March 21, 2003 REVIEW & OUTLOOK Au Revoir, Security Council
The United Nations has failed to live up to its responsibilities in disarming Iraq, but at least the process has been educational. Americans have learned anew that they can never trust their security to that dysfunctional body. So now is an appropriate time to rethink the U.S. role.
This is not, to be sure, how the U.N.'s friends and family see it. Having failed to block the U.S. from deposing Saddam Hussein, Kofi Annan now says "the effort to relieve the suffering of the Iraqi people may yet prove to be the task around which the unity of this Council can be rebuilt." Already the French and their American allies are saying that once the war is over the U.S. is obligated to return to the Security Council to rebuild Iraq, not to mention rebuild the U.N.'s own legitimacy.
But why? The U.N. does a few things well enough sometimes -- refugee relief, disease tracking, a forum for talk. These columns have often said that if the U.N. ever lived up to its principles it could be a valuable institution. It would be even better if the U.N. decided to become a League of Democratic Nations, throwing out the dictators who gain legitimacy from membership.

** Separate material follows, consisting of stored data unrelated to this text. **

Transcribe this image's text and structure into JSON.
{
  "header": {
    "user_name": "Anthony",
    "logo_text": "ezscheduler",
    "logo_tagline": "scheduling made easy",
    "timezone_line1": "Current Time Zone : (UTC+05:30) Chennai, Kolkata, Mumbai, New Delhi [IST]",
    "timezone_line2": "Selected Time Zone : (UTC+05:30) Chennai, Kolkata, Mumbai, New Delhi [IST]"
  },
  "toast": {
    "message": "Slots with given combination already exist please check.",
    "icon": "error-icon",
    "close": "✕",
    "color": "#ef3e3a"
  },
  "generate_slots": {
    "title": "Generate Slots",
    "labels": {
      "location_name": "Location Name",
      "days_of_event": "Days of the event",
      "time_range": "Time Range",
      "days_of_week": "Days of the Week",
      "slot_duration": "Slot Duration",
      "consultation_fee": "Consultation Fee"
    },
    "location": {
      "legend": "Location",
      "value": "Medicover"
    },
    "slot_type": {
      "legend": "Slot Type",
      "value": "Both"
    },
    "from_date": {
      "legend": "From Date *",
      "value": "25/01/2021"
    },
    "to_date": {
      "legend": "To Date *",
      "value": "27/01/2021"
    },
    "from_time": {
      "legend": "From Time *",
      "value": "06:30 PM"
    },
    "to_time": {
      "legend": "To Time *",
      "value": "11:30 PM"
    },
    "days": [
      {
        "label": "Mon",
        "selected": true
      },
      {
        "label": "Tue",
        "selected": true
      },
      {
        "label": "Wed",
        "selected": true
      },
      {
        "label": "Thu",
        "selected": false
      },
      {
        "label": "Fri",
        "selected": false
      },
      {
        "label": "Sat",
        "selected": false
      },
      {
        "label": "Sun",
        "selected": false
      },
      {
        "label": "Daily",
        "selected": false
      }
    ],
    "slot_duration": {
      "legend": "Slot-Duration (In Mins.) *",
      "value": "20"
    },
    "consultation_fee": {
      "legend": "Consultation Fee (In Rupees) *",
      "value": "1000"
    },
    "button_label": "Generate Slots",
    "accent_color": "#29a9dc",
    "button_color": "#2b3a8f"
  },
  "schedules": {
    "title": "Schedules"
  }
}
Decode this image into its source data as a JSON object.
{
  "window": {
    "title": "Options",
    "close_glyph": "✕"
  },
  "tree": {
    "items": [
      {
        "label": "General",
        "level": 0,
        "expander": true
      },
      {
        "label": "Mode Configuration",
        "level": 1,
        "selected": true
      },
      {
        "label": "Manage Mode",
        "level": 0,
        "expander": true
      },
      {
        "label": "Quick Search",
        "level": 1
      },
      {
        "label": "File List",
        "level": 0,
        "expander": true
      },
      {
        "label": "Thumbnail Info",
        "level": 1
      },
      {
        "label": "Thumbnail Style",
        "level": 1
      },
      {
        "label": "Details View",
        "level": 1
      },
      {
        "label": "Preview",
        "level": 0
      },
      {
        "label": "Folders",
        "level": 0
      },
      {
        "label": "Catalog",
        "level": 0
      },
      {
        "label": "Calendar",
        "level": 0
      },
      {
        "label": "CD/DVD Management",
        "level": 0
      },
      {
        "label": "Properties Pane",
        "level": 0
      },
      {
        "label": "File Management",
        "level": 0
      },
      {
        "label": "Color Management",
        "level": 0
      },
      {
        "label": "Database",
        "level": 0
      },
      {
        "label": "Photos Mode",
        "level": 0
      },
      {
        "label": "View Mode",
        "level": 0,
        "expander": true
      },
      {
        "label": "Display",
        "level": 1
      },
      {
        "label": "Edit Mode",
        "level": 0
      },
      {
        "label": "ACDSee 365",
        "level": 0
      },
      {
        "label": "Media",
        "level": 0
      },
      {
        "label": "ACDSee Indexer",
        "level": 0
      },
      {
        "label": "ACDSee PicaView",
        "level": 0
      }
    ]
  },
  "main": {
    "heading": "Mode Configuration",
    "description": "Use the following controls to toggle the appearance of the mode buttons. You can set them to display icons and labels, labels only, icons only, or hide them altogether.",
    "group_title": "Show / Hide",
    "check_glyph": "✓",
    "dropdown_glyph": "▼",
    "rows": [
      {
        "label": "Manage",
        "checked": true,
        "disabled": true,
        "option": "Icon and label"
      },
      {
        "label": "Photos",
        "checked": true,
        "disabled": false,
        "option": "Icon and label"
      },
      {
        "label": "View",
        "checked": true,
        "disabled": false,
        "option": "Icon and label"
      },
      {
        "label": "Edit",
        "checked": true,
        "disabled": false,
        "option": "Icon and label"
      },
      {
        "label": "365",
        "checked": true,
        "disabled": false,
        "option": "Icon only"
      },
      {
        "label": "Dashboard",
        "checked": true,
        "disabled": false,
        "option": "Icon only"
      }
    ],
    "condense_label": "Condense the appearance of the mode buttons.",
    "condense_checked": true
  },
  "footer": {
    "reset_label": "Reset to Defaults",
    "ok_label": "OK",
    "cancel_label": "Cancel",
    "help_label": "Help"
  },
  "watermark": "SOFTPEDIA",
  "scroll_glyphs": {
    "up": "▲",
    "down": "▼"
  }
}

Yet even that wouldn't fix the fact that, on its grand mission of "collective security," the Iraq fiasco is the U.N. rule and not the exception. The list of its failures includes most of the great human tragedies of our times -- Cambodia, Somalia, Haiti, Rwanda, Bosnia and Kosovo. Today the U.N. is also failing to address North Korea's brazen rejection of its nuclear commitments. In a post-September 11 world of terror and nuclear weapons, the U.N.'s dereliction is dangerous.
The dysfunction starts with the Security Council and the veto. The process gives outsized influence to a country like France, which hasn't been a great power for 60 years and has as its main modern goal containing American power. One solution would be to replace France on the Security Council with a more deserving nation such as Japan or India, but that's nearly impossible under the U.N. charter.
A cleaner option would be for the U.S. simply to drop out of the Security Council, while retaining its seat in the General Assembly and a couple of other U.N. affiliates. This would strip the Council of the pretense of legality and seriousness and remove it as an obstacle to genuine collective security.
Far from being runaway "unilateralism," this would finally give multilateralism a chance to work. As Vice President Cheney outlined on NBC's "Meet the Press" Sunday, we're moving to a world of shifting coalitions. The strategies and institutions that kept the peace during the Cold War against a single great power threat are unsuited to this century's threats from terror and proliferating weapons.
In Iraq, this "coalition of the willing" means Britain, Spain, Australia and 40-plus other nations, which constitute one-quarter of the U.N.'s membership. In Korea, such a coalition could end up including the U.S., Japan, South Korea, China and Russia. And of course in Europe there's NATO, which found a way to work around France's veto to send missile defenses to the Turks.
Notwithstanding Mr. Cheney's remarks, the pressure on President Bush to revive the U.N. after the Iraq war will no doubt be intense. Tim Wirth, a Clinton-era official, has already sent out an APB to editorial writers urging all to write about "the value and importance of the United Nations." (Consider this our contribution, Mr. Wirth.)
But Mr. Bush would do better listening to others who've learned something watching the Iraq flop. Indiana Democrat Evan Bayh told Fox News this week that, "In terms of the United Nations being a legitimate vehicle for restraining tyrants with weapons of mass destruction, for restraining aggressors, I think they have done themselves grievous damage."
A new U.N. without a Security Council might even be better for the U.N. itself. It could focus on the things it does well and not embarrass itself by failing again and again on its grander ambitions. It would certainly be better for the freedom and safety of Americans.